Mum potty trained all of us from the time we were born – by potty train, I mean she held up our legs as babies and trained us to do our ablutions early in the morning so our bowels recognised it was time to move. My brothers and I never had problems in that department.

Mum didn’t smack us willy-nilly. She smacked us when she wanted us to learn a real lesson. Mum didn’t compare herself to those who had a better life than hers. She used to tell me in Hokkien “lang bi lang, kah toh pi yian tang” which loosely translated means you can never ever compare yourself, nor a part of your leg to the smoke pipes.” I take it to mean, don’t ever be foolish enough to make unnecessary or non-useful comparisons.

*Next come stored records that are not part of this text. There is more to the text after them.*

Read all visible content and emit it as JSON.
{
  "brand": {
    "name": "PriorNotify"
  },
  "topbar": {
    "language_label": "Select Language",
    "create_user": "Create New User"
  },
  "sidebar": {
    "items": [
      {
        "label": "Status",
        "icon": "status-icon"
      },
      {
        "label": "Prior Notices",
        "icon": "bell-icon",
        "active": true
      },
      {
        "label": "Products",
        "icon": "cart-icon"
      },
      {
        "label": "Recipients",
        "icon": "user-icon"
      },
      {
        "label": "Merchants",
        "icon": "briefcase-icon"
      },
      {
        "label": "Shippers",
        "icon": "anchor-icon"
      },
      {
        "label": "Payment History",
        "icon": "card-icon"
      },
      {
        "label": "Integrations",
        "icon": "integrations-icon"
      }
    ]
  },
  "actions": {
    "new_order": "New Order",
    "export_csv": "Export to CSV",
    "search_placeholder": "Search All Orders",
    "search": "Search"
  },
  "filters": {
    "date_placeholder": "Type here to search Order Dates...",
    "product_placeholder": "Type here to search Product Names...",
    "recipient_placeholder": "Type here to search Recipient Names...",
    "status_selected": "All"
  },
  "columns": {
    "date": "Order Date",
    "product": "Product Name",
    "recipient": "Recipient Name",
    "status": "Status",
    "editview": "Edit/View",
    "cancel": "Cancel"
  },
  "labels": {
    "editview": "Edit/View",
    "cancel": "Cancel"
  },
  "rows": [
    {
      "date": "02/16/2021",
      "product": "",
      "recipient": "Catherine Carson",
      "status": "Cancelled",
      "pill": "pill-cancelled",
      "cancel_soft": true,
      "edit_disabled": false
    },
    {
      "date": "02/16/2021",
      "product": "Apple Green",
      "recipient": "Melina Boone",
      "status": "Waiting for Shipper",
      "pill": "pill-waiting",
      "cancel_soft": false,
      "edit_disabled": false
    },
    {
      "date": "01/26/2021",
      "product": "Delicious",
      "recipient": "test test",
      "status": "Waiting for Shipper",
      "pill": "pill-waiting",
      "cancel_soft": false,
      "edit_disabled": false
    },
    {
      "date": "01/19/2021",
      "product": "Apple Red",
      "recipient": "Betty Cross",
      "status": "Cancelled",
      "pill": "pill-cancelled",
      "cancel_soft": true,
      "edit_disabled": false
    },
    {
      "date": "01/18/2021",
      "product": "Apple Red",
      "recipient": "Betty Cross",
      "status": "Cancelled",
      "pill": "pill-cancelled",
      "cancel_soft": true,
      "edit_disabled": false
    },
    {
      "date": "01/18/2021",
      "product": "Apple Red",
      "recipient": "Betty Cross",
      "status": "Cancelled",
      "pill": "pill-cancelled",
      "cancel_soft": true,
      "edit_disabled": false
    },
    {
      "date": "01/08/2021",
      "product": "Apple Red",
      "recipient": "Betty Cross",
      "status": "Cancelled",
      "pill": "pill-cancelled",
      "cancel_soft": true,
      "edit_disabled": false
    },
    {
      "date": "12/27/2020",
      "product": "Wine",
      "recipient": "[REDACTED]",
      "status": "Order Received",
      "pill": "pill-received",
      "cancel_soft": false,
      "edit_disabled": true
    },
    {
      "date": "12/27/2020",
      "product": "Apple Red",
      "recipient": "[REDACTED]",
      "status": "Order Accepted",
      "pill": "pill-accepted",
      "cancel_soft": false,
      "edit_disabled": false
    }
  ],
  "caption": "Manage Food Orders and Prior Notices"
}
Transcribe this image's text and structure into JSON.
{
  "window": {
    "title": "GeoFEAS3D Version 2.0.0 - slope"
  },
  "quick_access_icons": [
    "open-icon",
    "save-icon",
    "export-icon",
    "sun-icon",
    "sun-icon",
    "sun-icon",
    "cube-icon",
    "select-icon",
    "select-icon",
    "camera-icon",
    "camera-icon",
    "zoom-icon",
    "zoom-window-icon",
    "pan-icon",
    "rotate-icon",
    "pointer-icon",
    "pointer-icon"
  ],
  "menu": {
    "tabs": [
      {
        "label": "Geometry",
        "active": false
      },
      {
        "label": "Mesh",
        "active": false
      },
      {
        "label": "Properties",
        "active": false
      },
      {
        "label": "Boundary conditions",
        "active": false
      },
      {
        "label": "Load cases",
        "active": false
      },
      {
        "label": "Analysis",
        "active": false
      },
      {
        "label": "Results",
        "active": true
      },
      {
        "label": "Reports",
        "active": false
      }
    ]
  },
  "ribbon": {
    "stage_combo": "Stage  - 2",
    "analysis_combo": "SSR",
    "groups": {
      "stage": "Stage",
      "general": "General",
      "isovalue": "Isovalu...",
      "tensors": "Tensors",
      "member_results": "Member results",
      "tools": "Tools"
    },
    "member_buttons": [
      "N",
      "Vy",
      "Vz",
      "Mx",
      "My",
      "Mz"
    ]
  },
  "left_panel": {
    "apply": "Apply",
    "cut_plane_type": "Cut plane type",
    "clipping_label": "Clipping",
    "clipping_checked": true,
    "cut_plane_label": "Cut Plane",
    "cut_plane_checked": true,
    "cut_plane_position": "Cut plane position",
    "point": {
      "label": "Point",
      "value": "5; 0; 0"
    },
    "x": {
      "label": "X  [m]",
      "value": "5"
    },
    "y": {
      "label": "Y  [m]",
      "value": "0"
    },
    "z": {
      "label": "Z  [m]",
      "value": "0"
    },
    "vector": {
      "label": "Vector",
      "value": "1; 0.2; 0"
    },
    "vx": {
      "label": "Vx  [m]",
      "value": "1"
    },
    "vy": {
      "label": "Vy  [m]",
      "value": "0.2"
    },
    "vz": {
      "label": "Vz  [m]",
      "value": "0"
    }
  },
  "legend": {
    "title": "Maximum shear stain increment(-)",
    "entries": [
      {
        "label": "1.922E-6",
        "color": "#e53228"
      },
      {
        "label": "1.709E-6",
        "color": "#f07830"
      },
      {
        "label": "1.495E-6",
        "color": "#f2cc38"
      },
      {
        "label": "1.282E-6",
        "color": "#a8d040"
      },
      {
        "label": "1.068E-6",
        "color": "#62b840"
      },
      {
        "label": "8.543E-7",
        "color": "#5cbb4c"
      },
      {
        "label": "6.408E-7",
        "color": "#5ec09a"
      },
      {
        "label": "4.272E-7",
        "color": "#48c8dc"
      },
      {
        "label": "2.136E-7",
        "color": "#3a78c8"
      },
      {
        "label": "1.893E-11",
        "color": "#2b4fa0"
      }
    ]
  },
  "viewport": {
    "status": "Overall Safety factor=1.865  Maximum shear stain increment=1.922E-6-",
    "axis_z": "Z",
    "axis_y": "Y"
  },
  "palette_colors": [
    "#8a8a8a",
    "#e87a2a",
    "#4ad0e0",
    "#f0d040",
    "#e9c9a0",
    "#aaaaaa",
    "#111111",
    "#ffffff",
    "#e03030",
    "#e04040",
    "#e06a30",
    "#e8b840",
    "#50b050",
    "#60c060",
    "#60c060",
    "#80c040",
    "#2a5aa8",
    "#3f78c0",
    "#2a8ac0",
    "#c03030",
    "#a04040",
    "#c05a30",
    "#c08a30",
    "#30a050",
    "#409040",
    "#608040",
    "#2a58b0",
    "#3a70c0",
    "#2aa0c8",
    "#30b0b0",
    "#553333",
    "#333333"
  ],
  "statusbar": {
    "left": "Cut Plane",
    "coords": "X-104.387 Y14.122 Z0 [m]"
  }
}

Never hurry a person at a meal
Mum doesn't like to rush people when they are in the middle of a meal. “You can hurry a person when he gets born, or when he is about to leave the word. But never, ever hurry a person when he eats,” she used to tell me.

Mum is extravagant in how she treats everyone but stingy in how she treats herself. She is a maniac when it comes to cleanliness. In this department, I am such an inferior sub-specie compared to her. I like randomness, she likes order. She loves and worships beautiful clothes, I treat them like pieces of material to wrap around myself.

So, today, when we chatted, I am reminded again, of how generous mum has been, and always will be. We said our goodbyes on the telephone when I had to rush off to pick Princess from school. She said “thank you” for my time, and my call, and tells me to take care of myself. And I couldn’t help laugh at the irony. Shouldn't I be the one thanking her, and telling her to take care?